If you’ve not yet started trading CFDs, the learning curve can be steep – especially if you start out losing money. CFDs are one of those instruments that are so unpredictable and so bulky that more trades than not will turn out to be unworkable. Even with the best logic in the world, calling the markets is in no way an easy task, and when a couple of points represents the difference between a clear profit and loss in a trade, the issue becomes how effectively losing trades can be mitigated while profitable trades are maximised. In effect, most CFD traders should strive to milk winning trades for every penny, while cutting out losing trades as quickly as possible to protect capital, in the hope that an aggregate profit can be delivered over time.

How CFDs Are Priced

CFD pricing is something that can vary from broker to broker . Understanding whether you’re getting a good deal isn’t easy, but knowing that there is sufficient transparency in the way prices are computed can at least offer some peace of mind, and for the most part that is the case with CFD trading. CFD prices track the base market, or the futures market depending on the circumstances, to give a roughly proximate link to ‘real world’ underlying prices. However, the CFD broker will usually also factor in a ‘fair value’ discretionary component, whereby the price can by weighted to even out anomalies in the underling market value.

What Determines CFD Pricing?

This then transpires to suggest that CFD pricing is determined by the underlying market for the particular asset or index concerned. The fair value component serves to act as a correcting mechanism through which the broker can compensate for factors not weighted in by the markets, effectively designed to serve as a handicap to the trader against dealing in the cash market directly. So, if the broker has reason to believe a position will rise, it might adjust the price of the CFD upwards relative to the underlying or futures market to account for this increased probability of outcome.

How Are CFDs Charged?

CFDs are charged by brokers in two main ways. Firstly, commission is set as a percentage of the total transaction size on both the opening and closing of each position. Expressed as a percentage, usually around 0.2% on each end of the transaction, the commission portion is charged on the total size of the position, although still remains proportionately lower than the fees charged in other areas of the brokerage sector. The second main way in which CFDs are charged is indirectly, as a result of overnight financing charges on leveraged positions.
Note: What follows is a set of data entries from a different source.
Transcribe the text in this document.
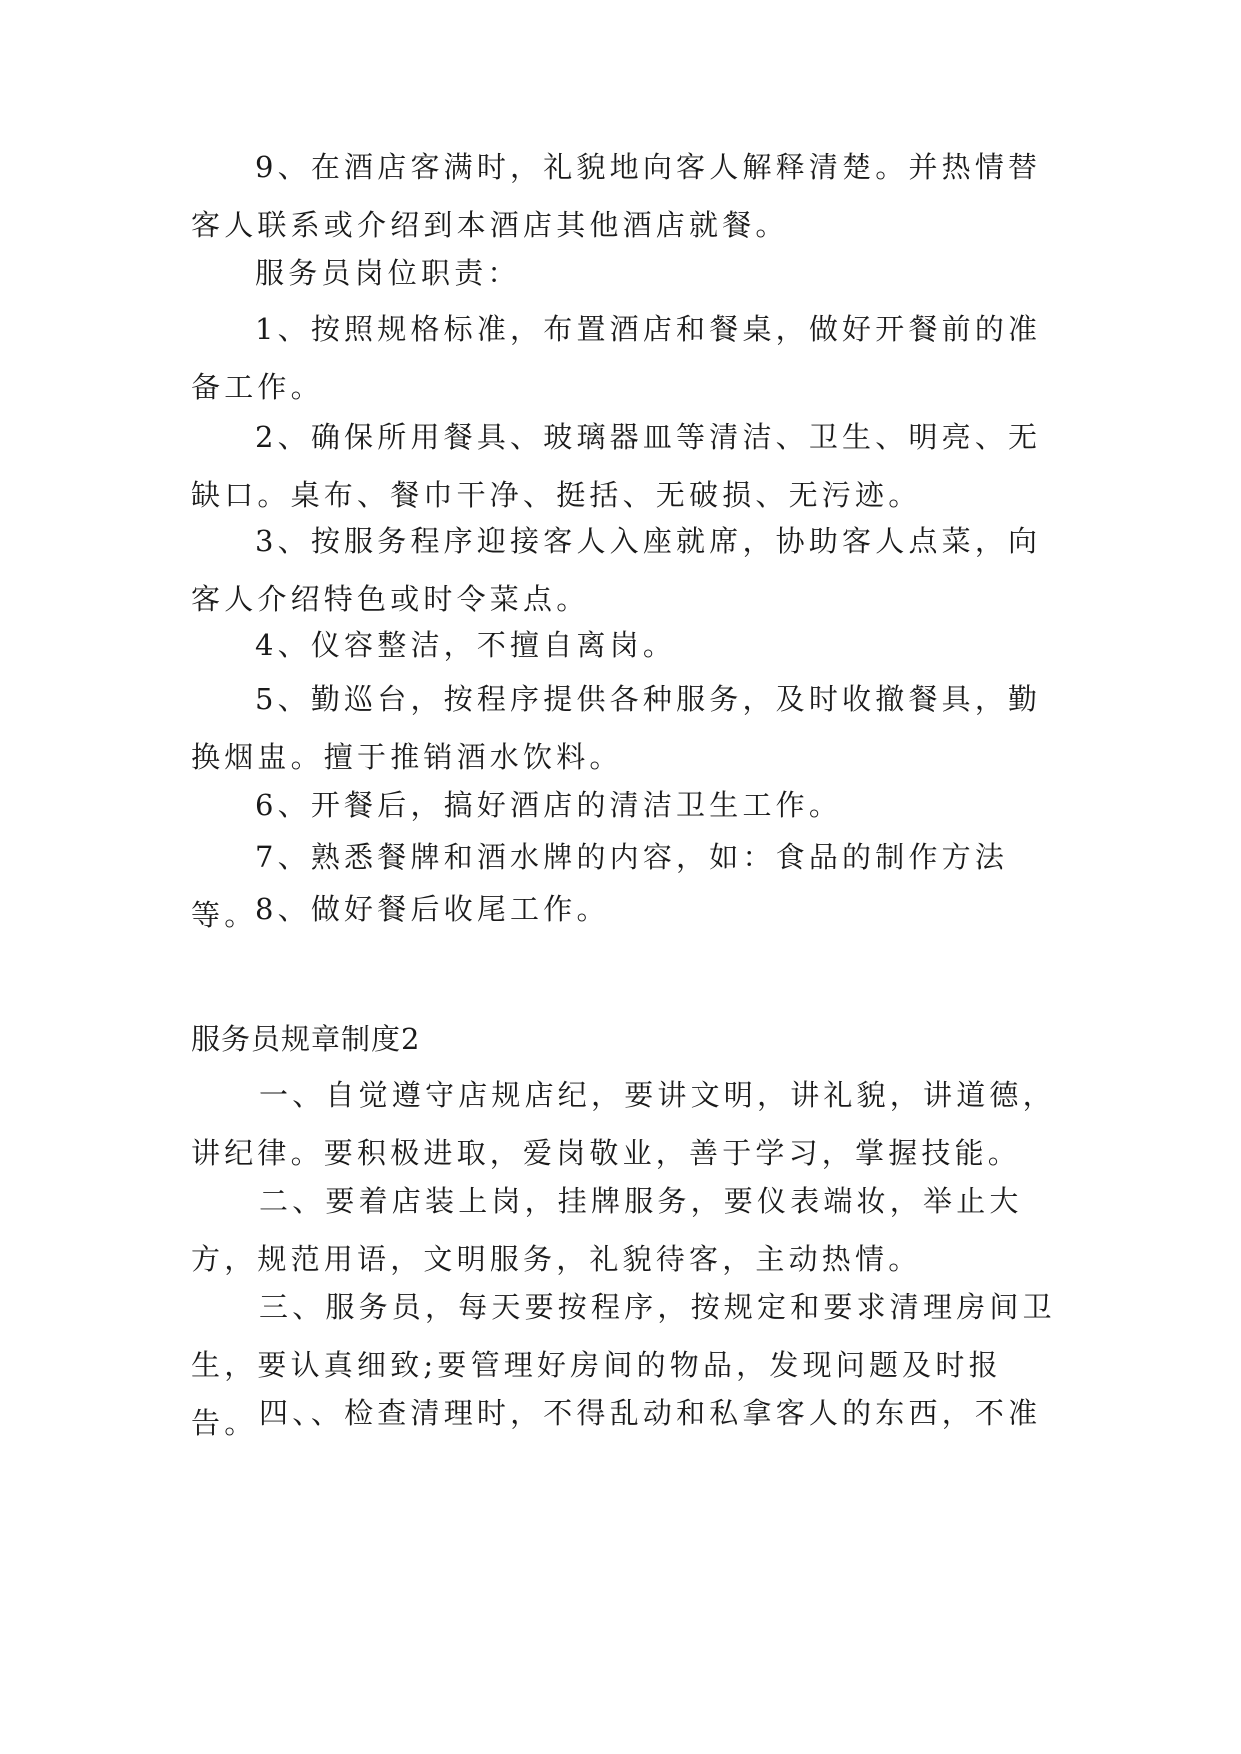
9、在酒店客满时，礼貌地向客人解释清楚。并热情替客人联系或介绍到本酒店其他酒店就餐。

服务员岗位职责：

1、按照规格标准，布置酒店和餐桌，做好开餐前的准备工作。

2、确保所用餐具、玻璃器皿等清洁、卫生、明亮、无缺口。桌布、餐巾干净、挺括、无破损、无污迹。

3、按服务程序迎接客人入座就席，协助客人点菜，向客人介绍特色或时令菜点。

4、仪容整洁，不擅自离岗。

5、勤巡台，按程序提供各种服务，及时收撤餐具，勤换烟盅。擅于推销酒水饮料。

6、开餐后，搞好酒店的清洁卫生工作。

7、熟悉餐牌和酒水牌的内容，如：食品的制作方法等。

8、做好餐后收尾工作。

服务员规章制度2

一、自觉遵守店规店纪，要讲文明，讲礼貌，讲道德，讲纪律。要积极进取，爱岗敬业，善于学习，掌握技能。

二、要着店装上岗，挂牌服务，要仪表端妆，举止大方，规范用语，文明服务，礼貌待客，主动热情。

三、服务员，每天要按程序，按规定和要求清理房间卫生，要认真细致;要管理好房间的物品，发现问题及时报告。 四、、检查清理时，不得乱动和私拿客人的东西，不准
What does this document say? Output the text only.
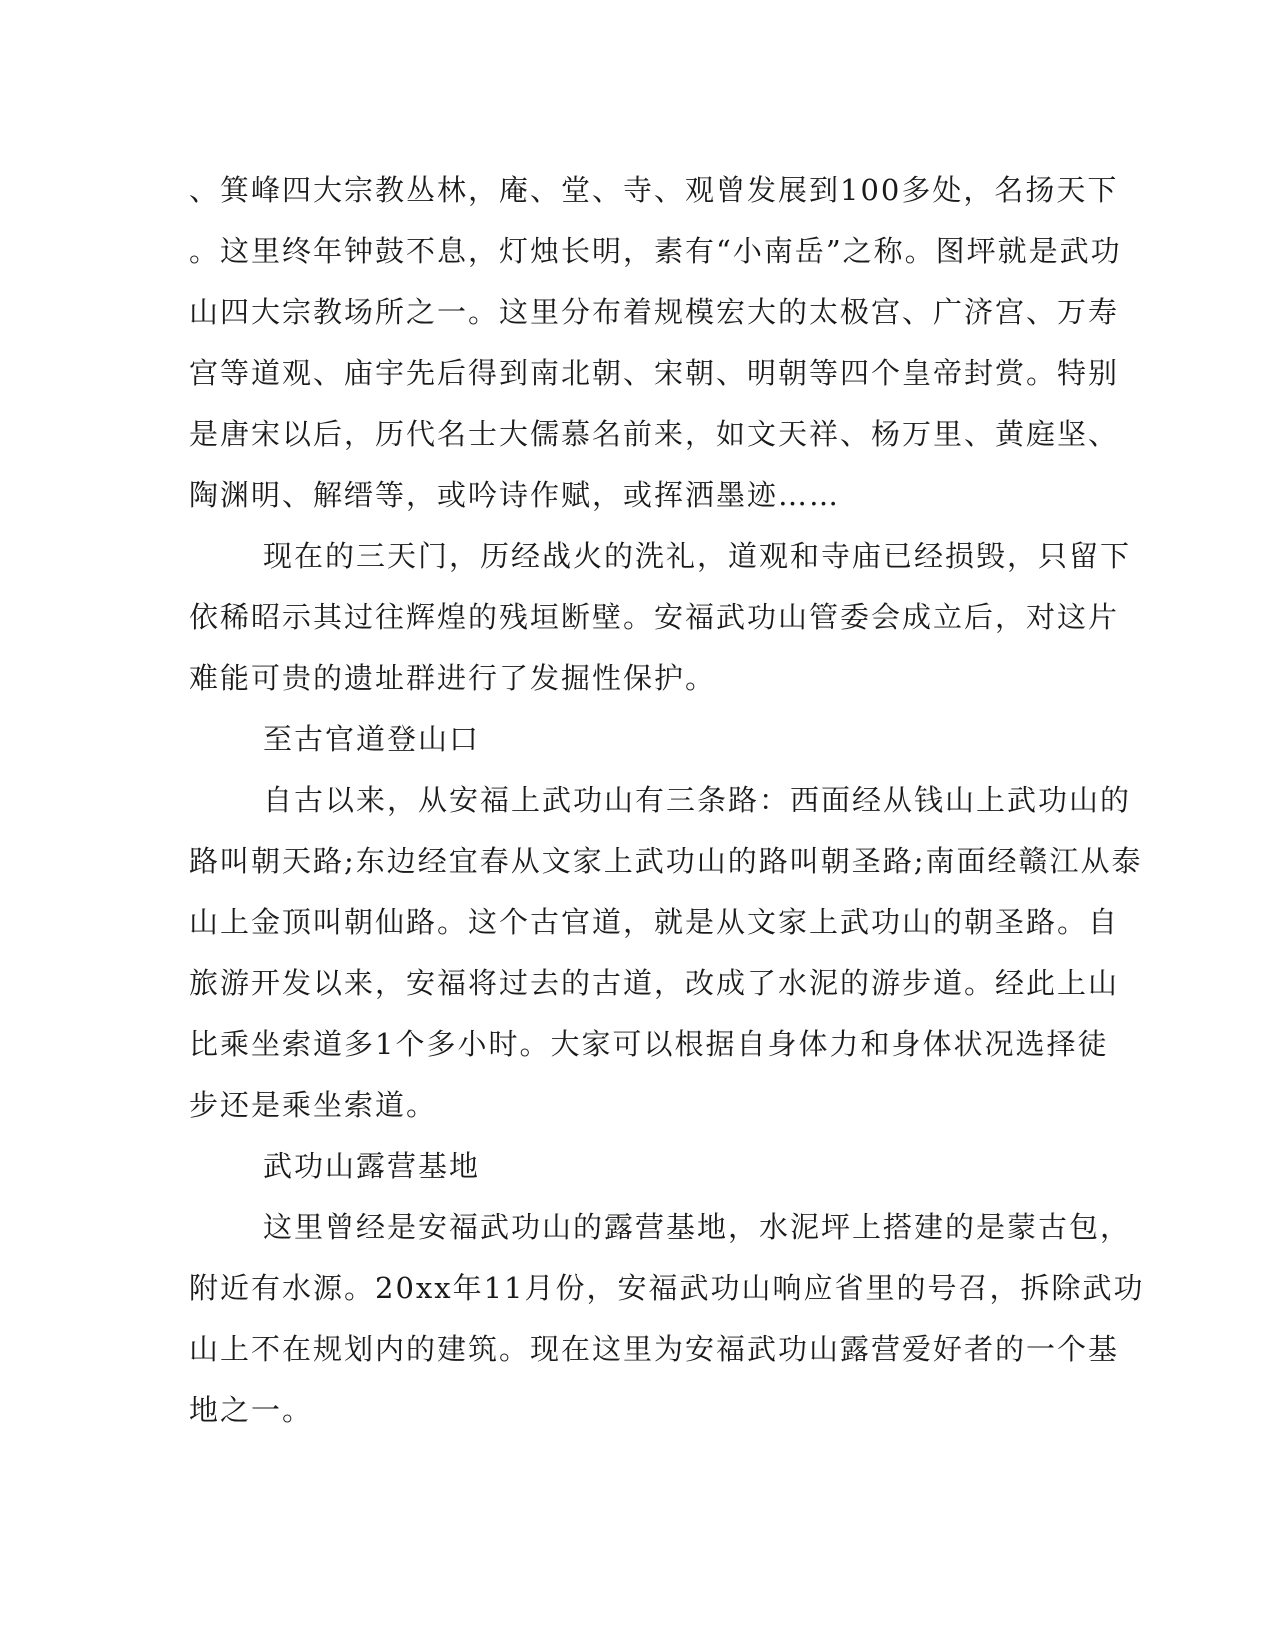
、箕峰四大宗教丛林，庵、堂、寺、观曾发展到100多处，名扬天下
。这里终年钟鼓不息，灯烛长明，素有“小南岳”之称。图坪就是武功
山四大宗教场所之一。这里分布着规模宏大的太极宫、广济宫、万寿
宫等道观、庙宇先后得到南北朝、宋朝、明朝等四个皇帝封赏。特别
是唐宋以后，历代名士大儒慕名前来，如文天祥、杨万里、黄庭坚、
陶渊明、解缙等，或吟诗作赋，或挥洒墨迹……
现在的三天门，历经战火的洗礼，道观和寺庙已经损毁，只留下
依稀昭示其过往辉煌的残垣断壁。安福武功山管委会成立后，对这片
难能可贵的遗址群进行了发掘性保护。
至古官道登山口
自古以来，从安福上武功山有三条路：西面经从钱山上武功山的
路叫朝天路;东边经宜春从文家上武功山的路叫朝圣路;南面经赣江从泰
山上金顶叫朝仙路。这个古官道，就是从文家上武功山的朝圣路。自
旅游开发以来，安福将过去的古道，改成了水泥的游步道。经此上山
比乘坐索道多1个多小时。大家可以根据自身体力和身体状况选择徒
步还是乘坐索道。
武功山露营基地
这里曾经是安福武功山的露营基地，水泥坪上搭建的是蒙古包，
附近有水源。20xx年11月份，安福武功山响应省里的号召，拆除武功
山上不在规划内的建筑。现在这里为安福武功山露营爱好者的一个基
地之一。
This is applied at usually around 0.03% on a daily basis, at the close of the market each day, and is notionally a charge to fund the leveraged portion of the trade.

Conclusion

CFDs can be invested for the long-term, or traded for the short term, although the latter is arguably a far easier goal to accomplish successfully because of the pricing structure of CFD financing. Trading CFDs over the course of one day is always a balancing act, and demands trades with the capacity for wider and more consistent price swings than the norm.

These price swings themselves will be dictated by a number of external factors, as part of the role of the market in facilitating CFD trading. Both in terms of providing an exchange for buyers and sellers to do their business and in performing its function as price setter, the market is central to everything financial and that’s no less true with CFDs. Understanding how the market works, how other traders shape its outcomes and how you can learn to better forecast those outcomes is the Holy Grail of successful investing, and those that dedicate the time, resources and energy into becoming true experts in these areas will forever stand the best chance of trading Contracts For Difference profitably.

CFDs trading can be highly profitable, but assuming they’re an easy route to financial freedom is incorrect. By using them in a rationed, reasoned way to trade logical, research-backed positions in markets you know inside out, you can optimise your chances of deliver a long-term return on your capital.